8.BÖLÜM: "OKUL"

11.5K 634 9
                                    

''Büşra, Eftelya'yı uyandırır mısın? Ben kahvaltı hazırlıyorum.''

Annemin sesiyle gözlerimi hafifçe araladım fakat Büşra'nın silik görüntüsünü görmemle geri kapattım.

''Uyanmışsın. Bende seni uyandırmaya geliyordum.'' Üzerimdeki yorganı kaldırırken bende yorganı tekrar üzerime örtmeye çalışıyordum.

''Büşra çekil şuradan.''

''Okula geç kalıyorsun.''

''Hayır, kalmıyorum.''

''Emin misin?''

Ayaklarımla sinirle yorganı tepip ayağa kalktım. Sabahları huysuz olmakta üzerime yoktu. Saçlarımı kulağımın arkasına sıkıştırıp banyoya gittim. Yüzümü yıkayıp odaya geçtim. Okulun kıyafetlerini giydikten sonra beyaz lakosun üzerine siyah bol kazağı giydim. Kısa süre de saçlarımı tarayıp odadan çıktım. Ama çıkmamla Büşra tarafından içeri sokulmam bir oldu.

''Saçların böyleyken okula gitmeyi düşünmedin herhalde.''

''Düşündüm.''

''Bunu düşünmedim olarak duydum sayalım.'' dedi.

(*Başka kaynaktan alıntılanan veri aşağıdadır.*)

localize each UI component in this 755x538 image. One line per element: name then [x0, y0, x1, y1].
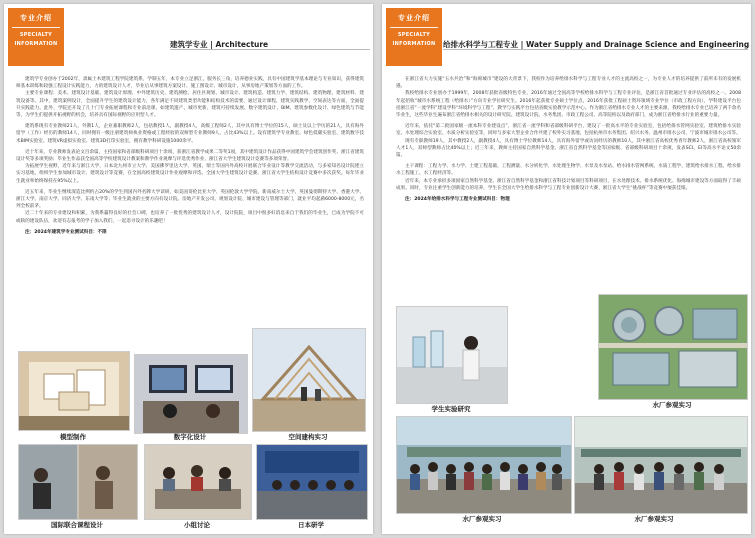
photo-space-construction — [252, 328, 366, 432]
photo-label: 数字化设计 — [173, 433, 207, 441]
intro-text — [396, 76, 741, 203]
photo-label: 国际联合课程设计 — [51, 521, 103, 529]
intro-text — [16, 76, 364, 236]
badge-divider — [12, 27, 60, 28]
paragraph: 在浙江省大力实施“五水共治”和“海绵城市”建设的大背景下，我校作为培养给排水科学与工程专业人才的主流高校之一，为专业人才的培养提供了前所未有的发展机遇。 — [396, 77, 741, 90]
specialty-badge — [386, 8, 442, 66]
paragraph: 现有专职教师19人，其中教授2人，副教授4人，具有博士学位教师14人，具有海外留学或访问经历的教师10人，其中浙江省高校优秀青年教师2人，浙江省高校领军人才1人，双师型教师占比40%以上；近三年来，教师主持国家自然科学基金、浙江省自然科学基金等国家级、省部级科研项目十余项，发表SCI、EI等高水平论文50余篇。 — [396, 138, 741, 159]
page-title: 建筑学专业 | Architecture — [170, 40, 269, 49]
paragraph: 建筑学专业创办于2002年，隶属土木建筑工程学院建筑系，学制五年，本专业立足浙江，服务长三角，培养德业实践，具有中国建筑学基本理论与专业知识，获得建筑师基本训练和较强工程设计实践能力，力的建筑设计人才，毕业后从事建筑方案设计、施工图设计、城市设计，从事房地产策划等方面的工作。 — [16, 77, 364, 90]
right-page — [382, 4, 751, 534]
badge-title-en-1: SPECIALTY — [19, 32, 53, 38]
title-underline — [170, 49, 370, 50]
photo-japan-study — [256, 444, 368, 520]
photo-label: 学生实验研究 — [431, 405, 471, 413]
photo-label: 模型制作 — [60, 433, 86, 441]
photo-group-discussion — [144, 444, 252, 520]
badge-title-en-2: INFORMATION — [392, 41, 436, 47]
paragraph: 近二十年来的专业建设和积累，为我系赢得良好的社会口碑，也培养了一批优秀的建筑设计人才，设计院院，项目中很多好消息来自于我们的毕业生，已成为学院不可或缺的建设队伍，欢迎有志报考的学子加入我们，一起追寻设计的乐趣吧！ — [16, 211, 364, 224]
photo-label: 小组讨论 — [184, 521, 210, 529]
page-title: 给排水科学与工程专业 | Water Supply and Drainage Science and Engineering — [443, 40, 750, 49]
photo-student-experiment — [396, 306, 508, 404]
paragraph: 建筑系现有专业教师21人，外教1人，企业兼职教师2人，包括教授1人，副教授4人，高级工程师2人，其中具有博士学位的15人，硕士及以上学历的21人，具有海外留学（工作）经历的教师14人，同时拥有一级注册建筑师执业资格或工程经验的双师型专业教师9人，占比43%以上。设有建筑学专业教室、绿色低碳实验室、建筑数字技术BIM实验室、建筑VR虚拟实验室、建筑3D打印实验室，拥有教学科研设施1000余平。 — [16, 124, 364, 144]
paragraph: 近年来，依托“第二批国家级一流本科专业建设点”，浙江省一流学科和省部级科研平台，建设了一批高水平的专业实验室，包括给排水管网实验室、建筑给排水实验室、水处理综合实验室、水质分析实验室等，同时与多家大型企业合作共建了校外实习基地，包括杭州市水务集团、绍兴水务、温州市排水公司、宁波市城市排水公司等。 — [396, 124, 741, 137]
badge-title-cn: 专业介绍 — [20, 14, 52, 22]
paragraph: 近年来，本专业承担多项国家自然科学基金、浙江省自然科学基金和浙江省科技计划项目等科研项目，在水处理技术、排水系统优化、海绵城市建设等方面取得了丰硕成果。同时，专业注重学生创新能力的培养，学生在全国大学生给排水科学与工程专业创新设计大赛、浙江省大学生“挑战杯”等竞赛中屡获佳绩。 — [396, 178, 741, 191]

''Okula geç kaldığımı söyleyen sendin.'' dediğimde, ''Zaten geç kaldın, birkaç dakikadan bir şey olmaz.'' yanıtını almıştım.

Derin bir nefes alıp maşayı fişe takmasına izin verdim. Bir süre sonra ısındığına dair ses geldikten sonra saçlarımın uçlarından küçük tutamlar almaya başladı.

Sıkıntıyla nefes verip bir an önce bitmesini diledim.

Neyse ki kısa sürede bitirmişti. Saçlarımın birazını yanlarıma alıp çantamı da koluma asarak odadan çıktık. Tam kapıya yönelirken yine biri bedenimi kapıdan başka yöne çevirmişti.

''Kahvaltı etmeden olmaz.'' dedi annem. Sabahları kahvaltı etmediğimi unutmuş olamazdı herhalde.

''Anne ben kahvaltı etmem.'' Saçlarımı geriye atıp tekrar kapıya yöneldim ama annemden bahsediyoruz, vazgeçmezdi.

''En azından tostundan biraz ye.'' Dedi. Sonunda pes ederek masaya oturup tostumdan küçük ısırıklar aldım. Sabahları gerçekten yiyemiyordum. Midemi bulandırıyordu. Tostun yarısını zorla bitirdiğim de ellerimi yıkayıp dış kapıya yöneldim.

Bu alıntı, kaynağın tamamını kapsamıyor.